Writing about Gen Y and post millennials sounds like I feel old. I don't and I'm not but even if I feel 30, the fact is that I'm in my 40s and I'm a Gen X. I’ve worked with Gen Y in multiple countries, they’ve been part of my team, I’ve coached them, more recently I’ve worked for one and I’ve admired many. I must admit that seven or so years ago I was perplexed by some of my Gen Y experiences. I was shocked by the young graduate who burst into my office unannounced to tell me what she wanted from life. Or, the over-disclosure of one’s personal life in detail in open forum prior to a meeting start. Worse, the continued and unabashedly clear needs for promotion or "they’ll jump ship" discussions.

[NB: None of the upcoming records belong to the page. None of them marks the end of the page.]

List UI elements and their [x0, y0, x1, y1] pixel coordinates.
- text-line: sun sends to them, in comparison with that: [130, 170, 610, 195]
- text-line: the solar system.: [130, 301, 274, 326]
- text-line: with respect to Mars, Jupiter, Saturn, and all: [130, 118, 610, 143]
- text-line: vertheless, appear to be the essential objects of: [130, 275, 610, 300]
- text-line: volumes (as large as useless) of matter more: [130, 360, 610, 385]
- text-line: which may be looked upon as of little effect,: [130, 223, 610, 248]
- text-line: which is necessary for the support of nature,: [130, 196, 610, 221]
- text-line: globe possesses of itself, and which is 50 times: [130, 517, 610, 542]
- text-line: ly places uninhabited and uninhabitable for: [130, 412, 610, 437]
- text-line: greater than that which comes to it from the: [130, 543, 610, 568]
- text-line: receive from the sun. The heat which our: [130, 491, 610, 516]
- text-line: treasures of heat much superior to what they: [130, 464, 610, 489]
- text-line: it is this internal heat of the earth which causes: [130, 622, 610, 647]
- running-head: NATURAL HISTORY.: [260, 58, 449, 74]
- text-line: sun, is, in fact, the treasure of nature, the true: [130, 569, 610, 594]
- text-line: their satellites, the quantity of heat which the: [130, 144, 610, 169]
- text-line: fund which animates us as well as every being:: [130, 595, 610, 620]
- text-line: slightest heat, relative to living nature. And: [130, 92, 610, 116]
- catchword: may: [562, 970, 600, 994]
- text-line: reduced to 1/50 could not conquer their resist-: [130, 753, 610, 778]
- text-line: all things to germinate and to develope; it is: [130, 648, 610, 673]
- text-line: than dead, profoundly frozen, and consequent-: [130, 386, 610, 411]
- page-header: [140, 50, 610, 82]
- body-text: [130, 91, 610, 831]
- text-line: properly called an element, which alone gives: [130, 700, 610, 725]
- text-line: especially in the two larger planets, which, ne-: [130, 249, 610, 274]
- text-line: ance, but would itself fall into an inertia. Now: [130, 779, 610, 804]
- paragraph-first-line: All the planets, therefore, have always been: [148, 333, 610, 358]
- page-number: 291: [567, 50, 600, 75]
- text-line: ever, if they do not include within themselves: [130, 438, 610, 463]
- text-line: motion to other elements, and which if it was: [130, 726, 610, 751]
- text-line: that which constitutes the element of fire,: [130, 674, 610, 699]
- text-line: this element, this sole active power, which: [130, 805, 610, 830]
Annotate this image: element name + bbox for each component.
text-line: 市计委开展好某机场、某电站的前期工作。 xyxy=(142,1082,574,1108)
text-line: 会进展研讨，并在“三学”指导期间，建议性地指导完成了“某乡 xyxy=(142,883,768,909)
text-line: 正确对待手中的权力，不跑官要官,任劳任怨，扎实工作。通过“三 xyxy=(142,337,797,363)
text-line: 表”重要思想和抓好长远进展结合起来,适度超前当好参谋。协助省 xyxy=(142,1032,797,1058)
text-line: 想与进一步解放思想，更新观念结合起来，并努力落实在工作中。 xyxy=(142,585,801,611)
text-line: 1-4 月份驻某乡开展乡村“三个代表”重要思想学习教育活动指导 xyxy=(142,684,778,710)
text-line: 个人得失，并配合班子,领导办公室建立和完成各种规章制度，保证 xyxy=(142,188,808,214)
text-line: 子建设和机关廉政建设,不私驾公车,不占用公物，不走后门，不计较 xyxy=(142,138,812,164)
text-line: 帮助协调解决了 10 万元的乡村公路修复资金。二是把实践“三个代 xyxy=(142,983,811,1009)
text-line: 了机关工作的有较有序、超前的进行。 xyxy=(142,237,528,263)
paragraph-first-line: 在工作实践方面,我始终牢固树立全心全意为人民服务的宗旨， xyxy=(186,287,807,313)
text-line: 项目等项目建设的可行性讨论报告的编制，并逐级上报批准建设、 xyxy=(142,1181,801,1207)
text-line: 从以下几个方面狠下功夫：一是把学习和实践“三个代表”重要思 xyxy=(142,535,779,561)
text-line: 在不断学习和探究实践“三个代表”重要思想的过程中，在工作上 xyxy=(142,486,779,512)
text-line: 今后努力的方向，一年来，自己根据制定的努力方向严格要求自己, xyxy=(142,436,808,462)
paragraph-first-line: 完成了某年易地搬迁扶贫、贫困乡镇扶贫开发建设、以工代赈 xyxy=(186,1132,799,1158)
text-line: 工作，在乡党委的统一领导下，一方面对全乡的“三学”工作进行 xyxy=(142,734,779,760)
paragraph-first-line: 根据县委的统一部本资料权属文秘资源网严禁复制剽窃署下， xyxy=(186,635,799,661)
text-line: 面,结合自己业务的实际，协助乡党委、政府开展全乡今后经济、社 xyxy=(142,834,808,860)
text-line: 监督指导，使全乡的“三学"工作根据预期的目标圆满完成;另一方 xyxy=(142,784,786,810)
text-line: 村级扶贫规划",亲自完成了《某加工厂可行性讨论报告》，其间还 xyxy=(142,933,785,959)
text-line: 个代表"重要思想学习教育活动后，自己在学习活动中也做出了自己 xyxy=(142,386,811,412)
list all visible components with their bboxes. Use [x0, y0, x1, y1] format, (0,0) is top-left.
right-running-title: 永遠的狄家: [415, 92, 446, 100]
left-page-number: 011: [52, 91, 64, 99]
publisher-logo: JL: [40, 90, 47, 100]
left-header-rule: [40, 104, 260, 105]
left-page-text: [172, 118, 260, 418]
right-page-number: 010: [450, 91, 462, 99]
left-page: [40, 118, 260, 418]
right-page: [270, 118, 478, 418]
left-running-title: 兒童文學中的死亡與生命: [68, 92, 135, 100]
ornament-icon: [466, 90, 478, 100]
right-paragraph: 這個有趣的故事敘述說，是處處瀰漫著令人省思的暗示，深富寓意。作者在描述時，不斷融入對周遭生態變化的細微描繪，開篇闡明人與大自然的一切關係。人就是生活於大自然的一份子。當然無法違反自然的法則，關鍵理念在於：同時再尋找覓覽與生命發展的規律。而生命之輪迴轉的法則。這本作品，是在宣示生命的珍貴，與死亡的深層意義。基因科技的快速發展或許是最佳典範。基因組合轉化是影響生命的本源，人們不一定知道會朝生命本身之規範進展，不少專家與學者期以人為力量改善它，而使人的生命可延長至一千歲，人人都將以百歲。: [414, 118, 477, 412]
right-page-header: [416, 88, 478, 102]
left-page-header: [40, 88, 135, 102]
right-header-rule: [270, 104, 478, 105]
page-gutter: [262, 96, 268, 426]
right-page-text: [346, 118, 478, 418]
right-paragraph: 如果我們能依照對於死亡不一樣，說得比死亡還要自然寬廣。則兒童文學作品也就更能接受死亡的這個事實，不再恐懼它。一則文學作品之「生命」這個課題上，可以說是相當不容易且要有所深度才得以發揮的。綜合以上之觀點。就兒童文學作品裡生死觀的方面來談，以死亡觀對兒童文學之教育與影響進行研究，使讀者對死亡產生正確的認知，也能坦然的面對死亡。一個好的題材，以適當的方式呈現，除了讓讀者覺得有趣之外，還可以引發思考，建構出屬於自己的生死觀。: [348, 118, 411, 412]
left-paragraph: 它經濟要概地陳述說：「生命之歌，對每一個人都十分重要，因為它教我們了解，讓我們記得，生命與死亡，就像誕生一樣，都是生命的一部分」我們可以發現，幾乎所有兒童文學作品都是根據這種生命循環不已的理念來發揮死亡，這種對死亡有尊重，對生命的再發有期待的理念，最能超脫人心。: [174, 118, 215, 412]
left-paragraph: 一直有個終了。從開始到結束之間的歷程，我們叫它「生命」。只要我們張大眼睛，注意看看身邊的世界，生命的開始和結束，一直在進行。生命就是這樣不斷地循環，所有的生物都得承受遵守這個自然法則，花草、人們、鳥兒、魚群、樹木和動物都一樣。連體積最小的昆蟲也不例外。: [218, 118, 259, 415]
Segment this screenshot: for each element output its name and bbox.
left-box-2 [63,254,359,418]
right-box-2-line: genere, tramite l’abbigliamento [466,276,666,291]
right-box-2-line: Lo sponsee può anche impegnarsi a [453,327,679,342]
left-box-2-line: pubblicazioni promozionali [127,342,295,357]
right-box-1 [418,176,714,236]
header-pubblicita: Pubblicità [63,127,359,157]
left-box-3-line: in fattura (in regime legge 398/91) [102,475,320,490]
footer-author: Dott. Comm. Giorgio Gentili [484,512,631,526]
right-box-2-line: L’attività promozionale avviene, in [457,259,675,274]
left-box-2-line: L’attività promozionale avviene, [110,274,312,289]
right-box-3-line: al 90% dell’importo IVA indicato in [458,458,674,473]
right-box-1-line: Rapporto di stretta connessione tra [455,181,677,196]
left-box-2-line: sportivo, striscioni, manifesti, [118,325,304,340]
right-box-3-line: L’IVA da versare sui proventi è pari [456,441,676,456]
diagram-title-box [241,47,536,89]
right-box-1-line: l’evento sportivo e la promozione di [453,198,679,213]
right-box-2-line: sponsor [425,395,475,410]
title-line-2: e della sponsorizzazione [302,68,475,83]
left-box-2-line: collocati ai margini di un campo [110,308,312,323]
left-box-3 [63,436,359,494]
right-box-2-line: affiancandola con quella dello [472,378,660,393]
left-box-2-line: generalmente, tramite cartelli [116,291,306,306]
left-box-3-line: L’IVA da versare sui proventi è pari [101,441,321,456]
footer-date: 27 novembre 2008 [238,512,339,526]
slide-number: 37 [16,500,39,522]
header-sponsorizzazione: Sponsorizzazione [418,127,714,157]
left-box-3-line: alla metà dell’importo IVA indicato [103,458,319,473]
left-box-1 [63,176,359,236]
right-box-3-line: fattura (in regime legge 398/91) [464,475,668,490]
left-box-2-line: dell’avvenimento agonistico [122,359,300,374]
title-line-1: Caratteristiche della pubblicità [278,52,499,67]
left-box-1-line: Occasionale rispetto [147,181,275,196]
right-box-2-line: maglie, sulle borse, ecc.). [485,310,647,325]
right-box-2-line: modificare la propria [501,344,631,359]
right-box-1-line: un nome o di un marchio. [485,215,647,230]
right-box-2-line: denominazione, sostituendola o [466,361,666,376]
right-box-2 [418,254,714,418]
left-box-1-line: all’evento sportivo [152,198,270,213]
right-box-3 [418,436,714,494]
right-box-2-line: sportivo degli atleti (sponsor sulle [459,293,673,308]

As a Gen Xer woman, it was only normal that I was shocked. I grew up in a big business culture of conformity, hierarchy, long working hours in the office, loyalty through length of service and a 'don’t speak unless you’re spoken to' undertone. Oh and a selection of very diverse white, men over 50 to aspire to :-(. But change is good isn’t it!
I did ok and in addition to hard work, determination and luck I received some fabulous support from men of the baby boomer generation. They saw past the generational differences or the typical female stereo-types and misogyny soup du jour. I made an effort to learn from them and I learnt a lot.
Gen Ys are exactly what the world needs. Last month, I was at a UTS Hatchery for entrepreneurs breakfast. Sally Hill and Yvonne Lee, founders of Wildwon spoke of their time in business and creating meaningful experiences using creativity for social good. What a fabulous couple of Gen Y women talking about their very successful, and growing purpose driven business. They are change makers and they are an example of what’s great about Gen Y.
As well my work at The Change Rooms, I spend a day at The Wayside Chapel. My boss, a Gen Y woman and my colleagues 70% Gen Y are a pleasure to work with. They are not lazy, they are not selfish, they don’t lack commitment. They are motivated, intelligent, educated people. They take feedback and they work on it. Yes they have expectations and opinions but so did we. They are just not afraid to tell them..to anyone.
Our bodies' strive for homeostasis, constantly rebalancing a complex system as it evolves to keep us alive. New generations, in my view, do the same. These next generations are renewing and rebalancing the world so it can tackle what we've created and what’s to come. Sure there’s growing pains but isn’t there always with any change?
While we are still finding ways to understand Gen Y and begin to move on to the same discussions about the next generation, perhaps we should consider how the whole is greater than the sum of it parts. Our focus only needs to be on understanding the uniqueness, strengths and benefits all generations and bringing them together.